Los parámetros materiales que debe reunir un pasaporte vienen de muy arriba. Son impuestos por la Organización de Aviación Civil Internacional (OACI) a los 193 países miembros. La UE apostó por el rojo borgoña como color de las tapas, mientras que los países americanos se inclinan por el azul y los musulmanes por el verde
Frente al DNI, cuyo número permanece inmutable, el del pasaporte cambia a medida que se renueva. La Fábrica Nacional de Moneda y Timbre es la encargada de producir este documento en España, que es uno de los países más baratos para sacárselo: basta con abonar 26 euros, en contraste con los 86 que pagan los franceses o los 59 que abonan los alemanes. La página plastificada, la que incluye los datos de filiación de su propietario, es una de las que más medidas de seguridad contiene: hologramas, tintas ópticas, marcas de agua, impresiones calcográficas..., elementos que lo hacen fiable y muy difícil de falsificar.
En el siglo XXI, los estados son tan celosos de la intromisión ajena que custodian de manera estricta el acceso al interior de sus fronteras. Eso sí, la gente se sigue jugando la vida para eludir esta exigencia y se embarca en cayucos y barcas inflables con tal de escapar de sus esquilmados países.
Crisis migratorias
Ha caído el Muro de Berlín, pero los controles migratorios se han hecho más férreos. La zona Schengen, que permite el libre tráfico de personas entre la mayoría de países de Europa, sufre los embates de la presión que originan las crisis migratorias. La inmigración es uno de los asuntos que mejor explica el 'brexit', de modo que cada vez tiene más peso en los procesos electorales europeos.

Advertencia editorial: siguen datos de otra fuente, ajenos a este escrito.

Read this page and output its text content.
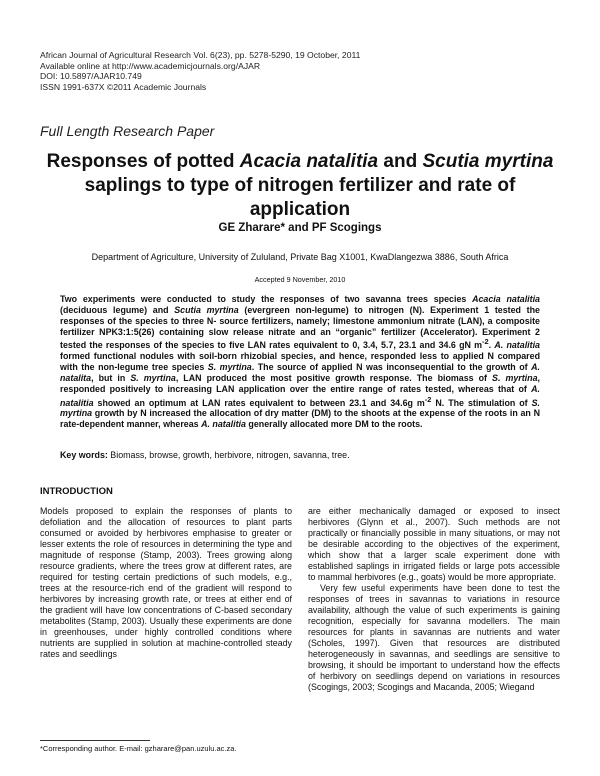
African Journal of Agricultural Research Vol. 6(23), pp. 5278-5290, 19 October, 2011
Available online at http://www.academicjournals.org/AJAR
DOI: 10.5897/AJAR10.749
ISSN 1991-637X ©2011 Academic Journals
Full Length Research Paper
Responses of potted Acacia natalitia and Scutia myrtina saplings to type of nitrogen fertilizer and rate of application
GE Zharare* and PF Scogings
Department of Agriculture, University of Zululand, Private Bag X1001, KwaDlangezwa 3886, South Africa
Accepted 9 November, 2010
Two experiments were conducted to study the responses of two savanna trees species Acacia natalitia (deciduous legume) and Scutia myrtina (evergreen non-legume) to nitrogen (N). Experiment 1 tested the responses of the species to three N- source fertilizers, namely; limestone ammonium nitrate (LAN), a composite fertilizer NPK3:1:5(26) containing slow release nitrate and an “organic” fertilizer (Accelerator). Experiment 2 tested the responses of the species to five LAN rates equivalent to 0, 3.4, 5.7, 23.1 and 34.6 gN $m^{-2}$. A. natalitia formed functional nodules with soil-born rhizobial species, and hence, responded less to applied N compared with the non-legume tree species S. myrtina. The source of applied N was inconsequential to the growth of A. natalita, but in S. myrtina, LAN produced the most positive growth response. The biomass of S. myrtina, responded positively to increasing LAN application over the entire range of rates tested, whereas that of A. natalitia showed an optimum at LAN rates equivalent to between 23.1 and 34.6g $m^{-2}$ N. The stimulation of S. myrtina growth by N increased the allocation of dry matter (DM) to the shoots at the expense of the roots in an N rate-dependent manner, whereas A. natalitia generally allocated more DM to the roots.
Key words: Biomass, browse, growth, herbivore, nitrogen, savanna, tree.
INTRODUCTION

Models proposed to explain the responses of plants to defoliation and the allocation of resources to plant parts consumed or avoided by herbivores emphasise to greater or lesser extents the role of resources in determining the type and magnitude of response (Stamp, 2003). Trees growing along resource gradients, where the trees grow at different rates, are required for testing certain predictions of such models, e.g., trees at the resource-rich end of the gradient will respond to herbivores by increasing growth rate, or trees at either end of the gradient will have low concentrations of C-based secondary metabolites (Stamp, 2003). Usually these experiments are done in greenhouses, under highly controlled conditions where nutrients are supplied in solution at machine-controlled steady rates and seedlings

are either mechanically damaged or exposed to insect herbivores (Glynn et al., 2007). Such methods are not practically or financially possible in many situations, or may not be desirable according to the objectives of the experiment, which show that a larger scale experiment done with established saplings in irrigated fields or large pots accessible to mammal herbivores (e.g., goats) would be more appropriate.

Very few useful experiments have been done to test the responses of trees in savannas to variations in resource availability, although the value of such experiments is gaining recognition, especially for savanna modellers. The main resources for plants in savannas are nutrients and water (Scholes, 1997). Given that resources are distributed heterogeneously in savannas, and seedlings are sensitive to browsing, it should be important to understand how the effects of herbivory on seedlings depend on variations in resources (Scogings, 2003; Scogings and Macanda, 2005; Wiegand

*Corresponding author. E-mail: gzharare@pan.uzulu.ac.za.
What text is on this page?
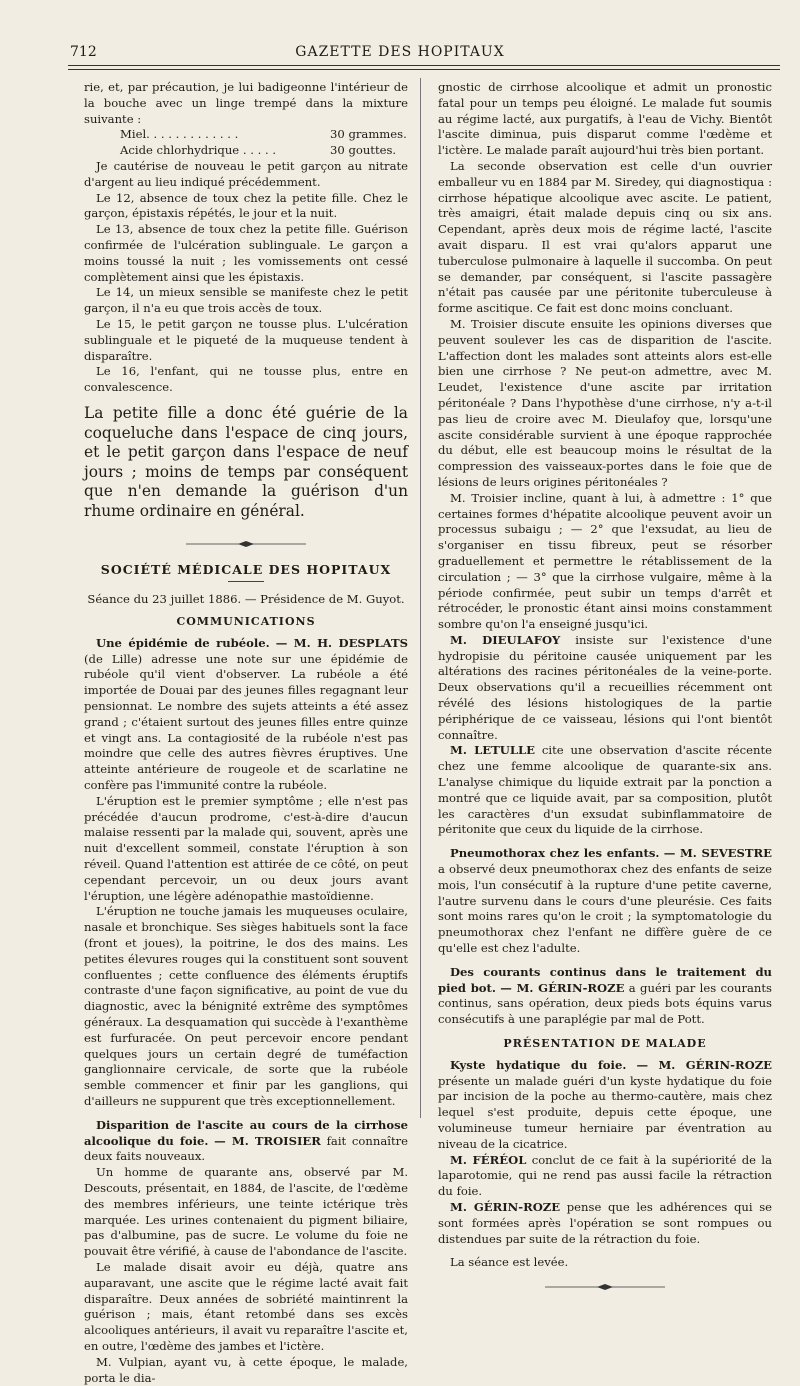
712	GAZETTE DES HOPITAUX

rie, et, par précaution, je lui badigeonne l'intérieur de la bouche avec un linge trempé dans la mixture suivante :

Miel. . . . . . . . . . . . .	30 grammes.
Acide chlorhydrique . . . . .	30 gouttes.

Je cautérise de nouveau le petit garçon au nitrate d'argent au lieu indiqué précédemment.

Le 12, absence de toux chez la petite fille. Chez le garçon, épistaxis répétés, le jour et la nuit.

Le 13, absence de toux chez la petite fille. Guérison confirmée de l'ulcération sublinguale. Le garçon a moins toussé la nuit ; les vomissements ont cessé complètement ainsi que les épistaxis.

Le 14, un mieux sensible se manifeste chez le petit garçon, il n'a eu que trois accès de toux.

Le 15, le petit garçon ne tousse plus. L'ulcération sublinguale et le piqueté de la muqueuse tendent à disparaître.

Le 16, l'enfant, qui ne tousse plus, entre en convalescence.

La petite fille a donc été guérie de la coqueluche dans l'espace de cinq jours, et le petit garçon dans l'espace de neuf jours ; moins de temps par conséquent que n'en demande la guérison d'un rhume ordinaire en général.

SOCIÉTÉ MÉDICALE DES HOPITAUX
Séance du 23 juillet 1886. — Présidence de M. Guyot.
COMMUNICATIONS

Une épidémie de rubéole. — M. H. DESPLATS (de Lille) adresse une note sur une épidémie de rubéole qu'il vient d'observer. La rubéole a été importée de Douai par des jeunes filles regagnant leur pensionnat. Le nombre des sujets atteints a été assez grand ; c'étaient surtout des jeunes filles entre quinze et vingt ans. La contagiosité de la rubéole n'est pas moindre que celle des autres fièvres éruptives. Une atteinte antérieure de rougeole et de scarlatine ne confère pas l'immunité contre la rubéole.

L'éruption est le premier symptôme ; elle n'est pas précédée d'aucun prodrome, c'est-à-dire d'aucun malaise ressenti par la malade qui, souvent, après une nuit d'excellent sommeil, constate l'éruption à son réveil. Quand l'attention est attirée de ce côté, on peut cependant percevoir, un ou deux jours avant l'éruption, une légère adénopathie mastoïdienne.

L'éruption ne touche jamais les muqueuses oculaire, nasale et bronchique. Ses sièges habituels sont la face (front et joues), la poitrine, le dos des mains. Les petites élevures rouges qui la constituent sont souvent confluentes ; cette confluence des éléments éruptifs contraste d'une façon significative, au point de vue du diagnostic, avec la bénignité extrême des symptômes généraux. La desquamation qui succède à l'exanthème est furfuracée. On peut percevoir encore pendant quelques jours un certain degré de tuméfaction ganglionnaire cervicale, de sorte que la rubéole semble commencer et finir par les ganglions, qui d'ailleurs ne suppurent que très exceptionnellement.

Disparition de l'ascite au cours de la cirrhose alcoolique du foie. — M. TROISIER fait connaître deux faits nouveaux.

Un homme de quarante ans, observé par M. Descouts, présentait, en 1884, de l'ascite, de l'œdème des membres inférieurs, une teinte ictérique très marquée. Les urines contenaient du pigment biliaire, pas d'albumine, pas de sucre. Le volume du foie ne pouvait être vérifié, à cause de l'abondance de l'ascite.

Le malade disait avoir eu déjà, quatre ans auparavant, une ascite que le régime lacté avait fait disparaître. Deux années de sobriété maintinrent la guérison ; mais, étant retombé dans ses excès alcooliques antérieurs, il avait vu reparaître l'ascite et, en outre, l'œdème des jambes et l'ictère.

M. Vulpian, ayant vu, à cette époque, le malade, porta le dia-

gnostic de cirrhose alcoolique et admit un pronostic fatal pour un temps peu éloigné. Le malade fut soumis au régime lacté, aux purgatifs, à l'eau de Vichy. Bientôt l'ascite diminua, puis disparut comme l'œdème et l'ictère. Le malade paraît aujourd'hui très bien portant.

La seconde observation est celle d'un ouvrier emballeur vu en 1884 par M. Siredey, qui diagnostiqua : cirrhose hépatique alcoolique avec ascite. Le patient, très amaigri, était malade depuis cinq ou six ans. Cependant, après deux mois de régime lacté, l'ascite avait disparu. Il est vrai qu'alors apparut une tuberculose pulmonaire à laquelle il succomba. On peut se demander, par conséquent, si l'ascite passagère n'était pas causée par une péritonite tuberculeuse à forme ascitique. Ce fait est donc moins concluant.

M. Troisier discute ensuite les opinions diverses que peuvent soulever les cas de disparition de l'ascite. L'affection dont les malades sont atteints alors est-elle bien une cirrhose ? Ne peut-on admettre, avec M. Leudet, l'existence d'une ascite par irritation péritonéale ? Dans l'hypothèse d'une cirrhose, n'y a-t-il pas lieu de croire avec M. Dieulafoy que, lorsqu'une ascite considérable survient à une époque rapprochée du début, elle est beaucoup moins le résultat de la compression des vaisseaux-portes dans le foie que de lésions de leurs origines péritonéales ?

M. Troisier incline, quant à lui, à admettre : 1° que certaines formes d'hépatite alcoolique peuvent avoir un processus subaigu ; — 2° que l'exsudat, au lieu de s'organiser en tissu fibreux, peut se résorber graduellement et permettre le rétablissement de la circulation ; — 3° que la cirrhose vulgaire, même à la période confirmée, peut subir un temps d'arrêt et rétrocéder, le pronostic étant ainsi moins constamment sombre qu'on l'a enseigné jusqu'ici.

M. DIEULAFOY insiste sur l'existence d'une hydropisie du péritoine causée uniquement par les altérations des racines péritonéales de la veine-porte. Deux observations qu'il a recueillies récemment ont révélé des lésions histologiques de la partie périphérique de ce vaisseau, lésions qui l'ont bientôt connaître.

M. LETULLE cite une observation d'ascite récente chez une femme alcoolique de quarante-six ans. L'analyse chimique du liquide extrait par la ponction a montré que ce liquide avait, par sa composition, plutôt les caractères d'un exsudat subinflammatoire de péritonite que ceux du liquide de la cirrhose.

Pneumothorax chez les enfants. — M. SEVESTRE a observé deux pneumothorax chez des enfants de seize mois, l'un consécutif à la rupture d'une petite caverne, l'autre survenu dans le cours d'une pleurésie. Ces faits sont moins rares qu'on le croit ; la symptomatologie du pneumothorax chez l'enfant ne diffère guère de ce qu'elle est chez l'adulte.

Des courants continus dans le traitement du pied bot. — M. GÉRIN-ROZE a guéri par les courants continus, sans opération, deux pieds bots équins varus consécutifs à une paraplégie par mal de Pott.

PRÉSENTATION DE MALADE

Kyste hydatique du foie. — M. GÉRIN-ROZE présente un malade guéri d'un kyste hydatique du foie par incision de la poche au thermo-cautère, mais chez lequel s'est produite, depuis cette époque, une volumineuse tumeur herniaire par éventration au niveau de la cicatrice.

M. FÉRÉOL conclut de ce fait à la supériorité de la laparotomie, qui ne rend pas aussi facile la rétraction du foie.

M. GÉRIN-ROZE pense que les adhérences qui se sont formées après l'opération se sont rompues ou distendues par suite de la rétraction du foie.

La séance est levée.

Si en la actualidad los países ricos refuerzan sus fronteras para mantener a raya a los trabajadores no cualificados, antaño las autoridades municipales usaban los pasaportes para impedir que sus residentes cualificados se fueran.
Hasta hace poco el pasaporte se obtenía por circunstancias fortuitas, como el lugar de nacimiento. Sin embargo, hoy en día se concede por dinero. Basta con invertir una cantidad importante para que las autoridades aflojen los criterios de ciudadanía y concedan graciosamente la nacionalidad a quien sea. En España, la Ley de Emprendedores abrió la puerta a los extranjeros a conseguir visado y permiso de residencia con la adquisición de viviendas de más de 500.000 euros.
Aquí ha habido pasaportes de todas clases: mineros, militares, coloniales, emigrantes, para funcionarios, para menores... incluso pases de pastoreo para el uso de pastos a un lado y otro de la frontera con Francia. Esta diversidad tiende a caer en desuso, dado que la norma que prima desde 2009 es la de adjudicar un pasaporte por persona.